Stablecoins em Euros: A Nova Corrida dos Bancos Europeus que Está a Mudar a Fintech

O regulamento MiCA abriu uma janela que ninguém estava à espera
Durante anos, o mercado de stablecoins foi dominado quase em exclusivo pelo dólar americano, com a Tether (USDT) e a USD Coin (USDC) a concentrarem mais de 90% do volume global. Mas algo começou a mexer-se silenciosamente na Europa: a entrada em vigor plena do MiCA (Markets in Crypto-Assets) está a empurrar bancos tradicionais para um território que até há pouco consideravam tóxico — as criptomoedas.

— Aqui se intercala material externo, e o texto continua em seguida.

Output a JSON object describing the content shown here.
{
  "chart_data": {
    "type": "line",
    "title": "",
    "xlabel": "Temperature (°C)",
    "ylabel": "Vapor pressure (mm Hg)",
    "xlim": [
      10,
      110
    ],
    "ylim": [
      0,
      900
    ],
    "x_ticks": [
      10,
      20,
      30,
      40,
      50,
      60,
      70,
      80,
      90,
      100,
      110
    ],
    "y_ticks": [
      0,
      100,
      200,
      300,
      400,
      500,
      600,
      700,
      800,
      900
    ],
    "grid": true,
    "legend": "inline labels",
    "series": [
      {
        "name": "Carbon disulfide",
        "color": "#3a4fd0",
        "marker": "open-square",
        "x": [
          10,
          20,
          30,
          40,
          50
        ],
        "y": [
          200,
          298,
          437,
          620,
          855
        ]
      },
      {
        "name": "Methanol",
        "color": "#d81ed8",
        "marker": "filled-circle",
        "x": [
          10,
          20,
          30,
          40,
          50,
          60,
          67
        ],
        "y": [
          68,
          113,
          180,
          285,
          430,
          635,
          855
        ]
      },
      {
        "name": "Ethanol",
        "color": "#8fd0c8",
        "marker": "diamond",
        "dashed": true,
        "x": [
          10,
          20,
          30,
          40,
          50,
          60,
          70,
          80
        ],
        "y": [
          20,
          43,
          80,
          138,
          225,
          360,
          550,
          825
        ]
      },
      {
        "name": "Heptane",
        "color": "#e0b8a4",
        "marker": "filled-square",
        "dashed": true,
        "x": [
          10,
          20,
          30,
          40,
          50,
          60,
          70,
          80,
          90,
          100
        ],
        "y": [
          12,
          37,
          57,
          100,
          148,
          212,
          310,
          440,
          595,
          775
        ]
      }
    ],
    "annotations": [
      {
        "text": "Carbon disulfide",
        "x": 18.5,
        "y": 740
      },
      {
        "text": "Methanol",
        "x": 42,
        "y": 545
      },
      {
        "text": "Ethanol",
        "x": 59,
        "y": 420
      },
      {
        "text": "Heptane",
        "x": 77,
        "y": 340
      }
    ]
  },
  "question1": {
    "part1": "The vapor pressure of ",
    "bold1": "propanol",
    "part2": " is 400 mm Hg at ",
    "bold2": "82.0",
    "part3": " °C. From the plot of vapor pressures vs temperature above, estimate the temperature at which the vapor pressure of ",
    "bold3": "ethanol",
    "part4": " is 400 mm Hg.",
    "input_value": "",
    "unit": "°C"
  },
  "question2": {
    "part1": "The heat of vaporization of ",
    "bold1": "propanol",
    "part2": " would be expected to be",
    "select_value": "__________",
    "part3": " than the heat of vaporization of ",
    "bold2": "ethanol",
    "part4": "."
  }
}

A tendência é clara. Instituições como o Société Générale, através da sua subsidiária SG-Forge, já emitem a EURCV, uma stablecoin lastreada em euros e regulada. A italiana Banca Sella, o BBVA e até consórcios envolvendo nove grandes bancos europeus estão a preparar as suas próprias moedas digitais. A pergunta deixou de ser se os bancos europeus iam entrar neste jogo — e passou a ser quão rápido.
Porquê agora?
A resposta tem três camadas. Primeiro, o MiCA exige que emissores de stablecoins na União Europeia detenham reservas auditadas, licenças bancárias ou de moeda eletrónica, e cumpram regras rigorosas de transparência. Isto criou, de facto, uma barreira de entrada que favorece bancos e penaliza emissores offshore.
Segundo, há uma pressão geopolítica óbvia: deixar pagamentos digitais transfronteiriços dependentes de stablecoins em dólar é, na prática, ceder soberania monetária. O BCE tem sido vocal nesta matéria, e o euro digital — embora ainda em fase de preparação — não chegará a tempo de competir com a velocidade que o mercado exige.
Terceiro, há dinheiro a sério em jogo. Os pagamentos B2B internacionais, a tokenização de obrigações e os depósitos em stablecoin com rendimento estão a tornar-se produtos legítimos. Quem controlar a infraestrutura controla as taxas.
O impacto em Portugal
Para o ecossistema fintech português, esta mudança é particularmente relevante. Empresas como a Utrust (agora Xmoney), a Criptoloja ou a Mind The Bridge operam num mercado que finalmente tem regras claras. Os bancos nacionais, historicamente conservadores, terão de decidir se constroem soluções próprias, se aderem a consórcios europeus ou se se limitam a integrar APIs de terceiros — uma posição cada vez mais arriscada do ponto de vista competitivo.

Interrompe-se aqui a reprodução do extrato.